Troubleshooting mysqldump Error: Fixing the Unknown Variable 'delayed-insert=false' Issue

Facing an error while using mysqldump can be frustrating, especially if the error message is not very clear. One such issue is the Unknown Variable 'delayed-insert=false' error. In this guide, we'll walk you through the steps to resolve this error and get your mysqldump up and running smoothly.

Table of Contents

Understanding the Problem

The error message Unknown Variable 'delayed-insert=false' typically occurs when you are trying to create a backup of your MySQL database using the mysqldump command. This error points towards an issue with the options being used in the command, specifically the delayed-insert option.

The delayed-insert option was removed in MySQL 5.6.6, which means that this error is likely to occur if you are using a version of MySQL that is 5.6.6 or newer. If you are using an older version of MySQL and are still encountering this error, it could be due to a configuration issue.

Step-by-Step Solution

Check your MySQL version: Before moving forward, it's essential to know which MySQL version you are using. You can check your MySQL version by running the following command:

mysql --version

If your MySQL version is 5.6.6 or newer, proceed to the next step.

Remove the delayed-insert option: Since the delayed-insert option is no longer supported in newer MySQL versions, you must remove this option from your mysqldump command. Here's an example of a mysqldump command that includes the delayed-insert option:

mysqldump --delayed-insert=false -u root -p my_database > backup.sql

To fix the error, simply remove the --delayed-insert=false option from the command:

mysqldump -u root -p my_database > backup.sql

Run the modified mysqldump command: Now that you've removed the problematic option, rerun the mysqldump command. You should no longer encounter the Unknown Variable 'delayed-insert=false' error.

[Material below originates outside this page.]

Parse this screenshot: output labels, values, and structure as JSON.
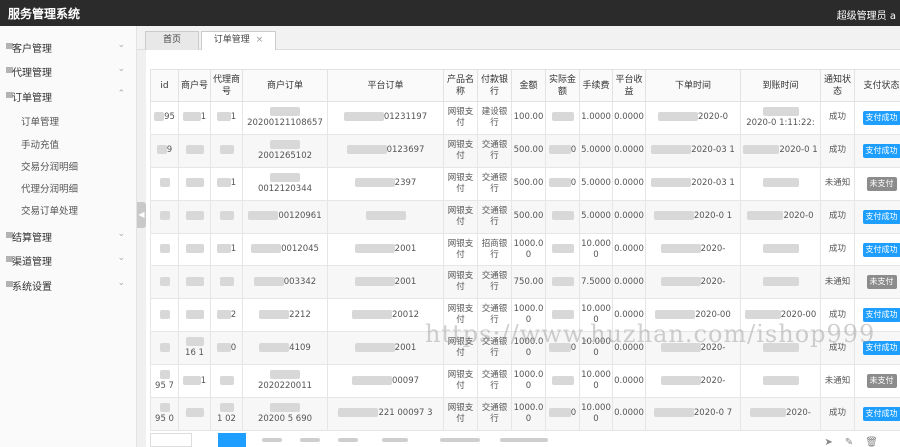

By following these steps, you should be able to resolve the Unknown Variable 'delayed-insert=false' issue and successfully create a backup of your MySQL database using mysqldump.


1. What is mysqldump?

mysqldump is a command-line utility provided by MySQL for creating a backup of a MySQL database. It generates a SQL file containing SQL statements that can be used to recreate the database structure and data when needed. Learn more about mysqldump.

2. What does the delayed-insert option do?

The delayed-insert option was used in older MySQL versions to enable or disable the use of INSERT DELAYED statements when creating a backup. This option allowed the server to handle multiple INSERT statements concurrently, improving performance. However, this feature was deprecated and removed in MySQL 5.6.6.

3. Why was the delayed-insert option removed?

The delayed-insert option was removed because its functionality was replaced by the more efficient InnoDB storage engine, which handles concurrency better than MyISAM tables with INSERT DELAYED. As a result, the delayed-insert option became obsolete.

4. How can I improve mysqldump performance?

There are several ways to improve the performance of mysqldump, such as using the --single-transaction option for InnoDB tables, compressing the output, or running parallel mysqldump processes for large databases. You can find more detailed tips in the official MySQL documentation.

5. How do I restore a MySQL database from a mysqldump file?

To restore a MySQL database from a mysqldump file, you can use the following command:

mysql -u root -p your_database < backup.sql

Replace your_database with the name of the database you want to restore, and backup.sql with the name of the mysqldump file.